Credit unions might try to focus more on refinancing auto loans as more members hold on to their old vehicles.
I’ve had my little white Wrangler, Pearl, for 10 years now. As of this week, she’s logged 187,000 miles. Her radio is missing a knob, she’s running a little noisy, and she could use new carpeting. Plus, one of my friends put a hula girl sticker on the back that I can’t get off. But other than that, she’s just fine.
I have no plans to upgrade to a new car anytime soon and according to recent reports, I’m not alone. Drivers in my Washington D.C.-area are holding on to their cars for much longer these days, with the average age of a registered passenger car this year being 9.25 years, up from 8.23 years in 2005, according to a report in the Washington Examiner, which cites data from the National Capital Region Transportation Planning Board.
Drivers seem to be settling for their older cars nationwide. Nearly 80% of respondents to an AutoMD’s Mileage Survey said they planned to drive their current vehicles for 50,000 miles more than they did their previous vehicle. About 20% more drivers said their current car had logged 100,000 miles than the number of drivers who reported that mileage in 2010, according to AutoMD.
For credit unions, that could translate into more declines in new car loans as fewer people buy new cars, but this local study shows that’s not necessarily the case. In the past six years, vehicle registrations increased 2.9% in Washington D.C. from 2008 to 2011, when nationwide they rose 4.1 percent. However, new car sales in recent months have been mixed, according to data from Motor Intelligence, a research group based in Woodcliff Lake, NJ.
In October, General Motors reported a 1.8% sales increase over October 2010, Ford Motor Company reported a 6.2% increase and Chrysler reported a 27% increase.
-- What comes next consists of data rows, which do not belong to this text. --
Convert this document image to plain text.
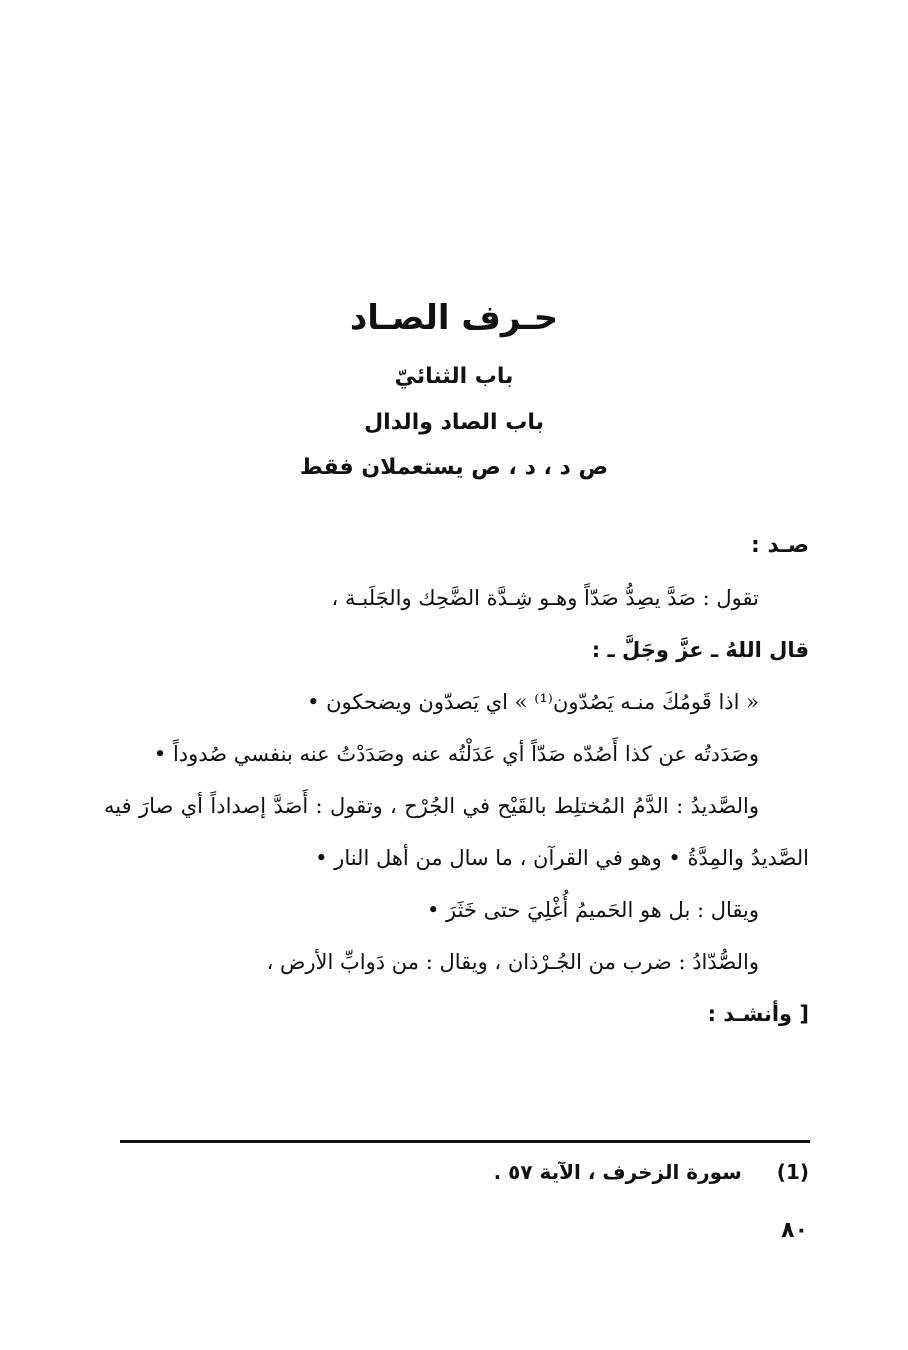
حـرف الصـاد
باب الثنائيّ
باب الصاد والدال
ص د ، د ، ص يستعملان فقط

صـد :

تقول : صَدَّ يصِدُّ صَدّاً وهـو شِـدَّة الضَّحِك والجَلَبـة ،
قال اللهُ ـ عزَّ وجَلَّ ـ :

« اذا قَومُكَ منـه يَصُدّون⁽¹⁾ » اي يَصدّون ويضحكون •

وصَدَدتُه عن كذا أَصُدّه صَدّاً أي عَدَلْتُه عنه وصَدَدْتُ عنه بنفسي صُدوداً •

والصَّديدُ : الدَّمُ المُختلِط بالقَيْح في الجُرْح ، وتقول : أَصَدَّ إصداداً أي صارَ فيه الصَّديدُ والمِدَّةُ • وهو في القرآن ، ما سال من أهل النار •

ويقال : بل هو الحَميمُ أُغْلِيَ حتى خَثَرَ •

والصُّدّادُ : ضرب من الجُـرْذان ، ويقال : من دَوابِّ الأرض ،

[ وأنشـد :

(1) سورة الزخرف ، الآية ٥٧ .

٨٠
During that same time period, Toyota Motor Sales reported a 7.9% decline in sales, Mitsubishi reported a 14.3% drop and American Honda Motor reported a 0.5% drop, according to Motor Intelligence.
The nation's credit unions reported that new auto loans declined by 12.6% as of June 30,2011 from the same time the year prior, while used car loans rose 4.0%, according to Callahan & Associates' Peer-to-Peer software.
No matter what the new car sales trends are, credit unions can continue to seize on refinancing opportunities for auto loans, as Associated Credit Union ($1.3B, Norcross, GA) is doing by promoting its 2.99% rate and Pentagon Federal Credit Union ($15B, Alexandria, VA) is doing with its promotional 1.99% rate.